Eleven years earlier, Cahill had performed another rescue act, scoring twice in the last six minutes as Australia came from behind to beat Japan 3-1 at the 2006 World Cup. Now 38, Cahill is far from the force he was in his Everton heyday, but his cameo against Syria proved he can still rise to the occasion. His move back to Millwall in January was intended to help him rediscover his sharpness ahead of this summer’s World Cup, but things didn’t really work out in his second spell in South East London.
Despite his status as arguably Australia’s best ever player, many fans felt that he did not deserve his place in the squad due to his lack of recent playing time. However, many also argued that his big-game mentality could be vital and that he would be the perfect man to bring on in the final 20 minutes if the Australians needed a goal.
Well, two such moments have now passed and Cahill has stayed on the bench. On Matchday One, Paul Pogba put France 2-1 up with 10 minutes remaining, but Socceroos boss Bert van Marwijk refused to give the country’s talisman a chance to level the score.
Cahill on the bench
Five days later, Australia had Denmark on the rack and, with the score tied at 1-1, it again seemed the moment to unleash Cahill. Van Marwijk brought on teenage sensation Daniel Arzani for Robbie Kruse and was forced to replace striker Andrew Nabbout due to injury, bringing on Tomi Juric with 15 minutes remaining.
There was still one last throw of the dice remaining in a game that was there for the taking. Bizarrely, van Marwijk chose to take off one potential match winner in Tom Rogic and leave Cahill on the bench. On came Hull City midfielder Jackson Irvine, who is not exactly a go-to guy for a side that needs a goal. The game ended 1-1 and debate began as to why Cahill hadn’t been given a shot.

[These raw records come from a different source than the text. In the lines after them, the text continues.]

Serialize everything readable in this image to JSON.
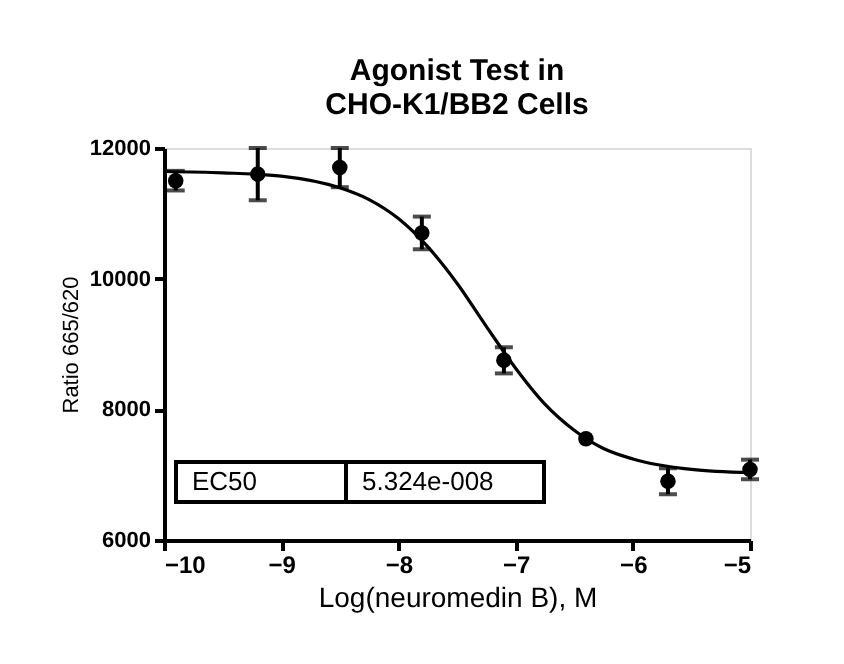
{
  "chart_data": {
    "type": "scatter",
    "title": [
      "Agonist Test in",
      "CHO-K1/BB2 Cells"
    ],
    "xlabel": "Log(neuromedin B), M",
    "ylabel": "Ratio 665/620",
    "xlim": [
      -10,
      -5
    ],
    "xticks": [
      -10,
      -9,
      -8,
      -7,
      -6,
      -5
    ],
    "ylim": [
      6000,
      12000
    ],
    "yticks": [
      6000,
      8000,
      10000,
      12000
    ],
    "grid": false,
    "marker": "circle",
    "series": [
      {
        "color": "#000000",
        "x": [
          -9.9,
          -9.2,
          -8.5,
          -7.8,
          -7.1,
          -6.4,
          -5.7,
          -5.0
        ],
        "values": [
          11500,
          11600,
          11700,
          10700,
          8750,
          7550,
          6900,
          7080
        ],
        "errors": [
          150,
          400,
          300,
          250,
          200,
          null,
          200,
          150
        ]
      },
      {
        "type": "line",
        "color": "#000000",
        "line_style": "solid",
        "marker": "none",
        "x": [
          -10,
          -9.5,
          -9,
          -8.5,
          -8.25,
          -8,
          -7.75,
          -7.5,
          -7.25,
          -7,
          -6.75,
          -6.5,
          -6.25,
          -6,
          -5.5,
          -5
        ],
        "values": [
          11640,
          11620,
          11570,
          11390,
          11210,
          10920,
          10490,
          9930,
          9270,
          8630,
          8080,
          7680,
          7400,
          7240,
          7080,
          7030
        ]
      }
    ],
    "annotations": [
      "EC50",
      "5.324e-008"
    ]
  }
}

Former Socceroos and Blackburn Rovers winger Robbie Slater was one of the most outspoken, claiming van Marwijk had got it “massively wrong” in not bringing on Cahill to try and snatch the winning goal.
Opponents of using Cahill highlight the fact that he spent just 63 minutes on the pitch at Millwall. They also point to the relatively absurd notion that a 38-year-old with limited match fitness and mobility should be favoured on the off chance he can get his head on crosses into the box.
However, his achievements against Syria last year suggest he is worth the gamble.
The Aussies have defended well in the tournament, but both of their goals have come from Mile Jedinak penalties. Nabbout has battled gamely but failed to threaten up front. Winger Matthew Leckie and playmaker Rogic both impressed against Denmark but they cannot be expected to come up with the goals.
A team that is short on goal scorers
Australia must now defeat Peru in their final Group C game on Tuesday and hope that Denmark lose to France if they are to progress to the last 16. With France already qualified, their level of motivation against the Danes may be limited, which could count against the Aussies.
If the score against Peru is level with 20 minutes remaining and there is still a substitute to be used, surely it will finally be time to bring Cahill into the fray to try and perform heroics one more time.
The 38-year-old may be past his best but he may well be the best option for a team that is short on goal scorers.
The problem is that, with just one point from two matches, van Marwijk may have already missed the chance to make the most of one of Australia’s greatest ever players.